Kolaborasi dengan Snoop Dogg bukanlah langkah yang terisolasi, melainkan bagian penting dari cetak biru strategis TON untuk adopsi massal. Rencana ini, seperti yang diungkapkan oleh Booth, adalah sebuah “saluran IP” yang dirancang dengan cermat. Dimulai dengan aset yang mudah diakses dan dapat dimonetisasi seperti stiker, IP dapat membangun komunitas yang terlibat di dalam Telegram. Langkah selanjutnya adalah memperkenalkan bentuk keterlibatan yang lebih dalam, seperti game mini (misalnya, game Pengu Clash dari Pudgy Penguins), dan akhirnya, membangun ekonomi token yang berkelanjutan yang didukung oleh pendapatan nyata dari aktivitas ini, bukan hanya dari spekulasi. Snoop Dogg, dengan jangkauan global lebih dari 300 juta pengikut dan citranya yang akrab dengan teknologi, adalah studi kasus yang sempurna untuk eksperimen besar ini. Ini bukan lagi sekadar mengundang selebriti untuk mendukung suatu proyek, melainkan memanfaatkan pengaruh mereka untuk memandu jutaan penggemar memasuki dunia Web3, dengan tujuan akhir untuk membawa “500 juta pengguna berikutnya” ke dalam ekosistem.

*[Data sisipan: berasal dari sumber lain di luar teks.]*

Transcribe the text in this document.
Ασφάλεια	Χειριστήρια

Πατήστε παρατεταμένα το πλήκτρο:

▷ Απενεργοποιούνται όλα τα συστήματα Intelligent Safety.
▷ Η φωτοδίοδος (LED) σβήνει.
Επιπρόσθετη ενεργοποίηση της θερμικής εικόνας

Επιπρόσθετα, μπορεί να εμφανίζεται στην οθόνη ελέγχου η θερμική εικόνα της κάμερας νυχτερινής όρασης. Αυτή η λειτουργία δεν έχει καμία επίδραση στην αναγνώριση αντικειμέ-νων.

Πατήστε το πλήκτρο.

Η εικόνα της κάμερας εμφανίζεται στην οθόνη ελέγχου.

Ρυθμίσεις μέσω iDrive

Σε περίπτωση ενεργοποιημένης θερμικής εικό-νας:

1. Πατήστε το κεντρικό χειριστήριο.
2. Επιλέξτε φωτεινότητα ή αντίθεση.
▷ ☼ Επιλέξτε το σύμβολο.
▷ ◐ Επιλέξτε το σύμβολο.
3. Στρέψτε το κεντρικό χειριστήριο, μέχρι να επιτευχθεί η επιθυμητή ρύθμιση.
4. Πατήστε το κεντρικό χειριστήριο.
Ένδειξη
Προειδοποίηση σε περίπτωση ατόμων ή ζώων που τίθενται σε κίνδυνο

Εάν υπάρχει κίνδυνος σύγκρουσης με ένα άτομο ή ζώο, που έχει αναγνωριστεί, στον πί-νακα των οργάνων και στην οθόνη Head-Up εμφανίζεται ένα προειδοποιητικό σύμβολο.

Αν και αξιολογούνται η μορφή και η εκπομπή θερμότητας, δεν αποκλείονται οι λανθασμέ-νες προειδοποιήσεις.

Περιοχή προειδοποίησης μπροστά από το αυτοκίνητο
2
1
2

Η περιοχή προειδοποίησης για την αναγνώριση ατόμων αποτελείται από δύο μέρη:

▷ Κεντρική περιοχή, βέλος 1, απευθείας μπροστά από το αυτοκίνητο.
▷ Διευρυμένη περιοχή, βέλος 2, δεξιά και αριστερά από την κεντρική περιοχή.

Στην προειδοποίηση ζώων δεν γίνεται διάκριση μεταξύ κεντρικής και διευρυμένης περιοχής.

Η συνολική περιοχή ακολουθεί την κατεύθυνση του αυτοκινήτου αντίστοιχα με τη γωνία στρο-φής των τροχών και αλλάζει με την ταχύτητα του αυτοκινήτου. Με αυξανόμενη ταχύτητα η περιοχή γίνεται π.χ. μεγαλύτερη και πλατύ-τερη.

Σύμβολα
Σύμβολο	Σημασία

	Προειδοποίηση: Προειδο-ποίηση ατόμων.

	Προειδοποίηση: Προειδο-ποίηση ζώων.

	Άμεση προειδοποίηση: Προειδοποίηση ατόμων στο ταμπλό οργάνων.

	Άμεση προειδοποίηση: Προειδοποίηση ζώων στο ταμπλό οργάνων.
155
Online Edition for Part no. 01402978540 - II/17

Pada akhirnya, kolaborasi antara Snoop Dogg, BAYC, dan Telegram menandai titik balik yang signifikan bagi industri Web3, yang beralih dari etos yang didorong oleh keuangan dan terisolasi menuju model yang terintegrasi dan didorong oleh sosial. Ini membuktikan bahwa nilai tertinggi dari aset digital mungkin bukan pada kelangkaan atau harganya, tetapi pada bagaimana aset tersebut memperkaya kehidupan digital dan hubungan sosial kita. Ketika pengguna dapat dengan mulus mengubah kepemilikan menjadi ekspresi, NFT berevolusi dari sekadar komoditas spekulatif menjadi bagian hidup dari budaya digital. Pertanyaan yang muncul bukan lagi “Berapa harga jualnya?” melainkan “Bagaimana saya bisa menggunakannya untuk mengekspresikan diri?” Pergeseran mendasar ini mungkin menjadi kunci untuk akhirnya menjembatani kesenjangan antara komunitas kripto yang terbatas dan arus utama global, membuka era baru “Web3 sosial”.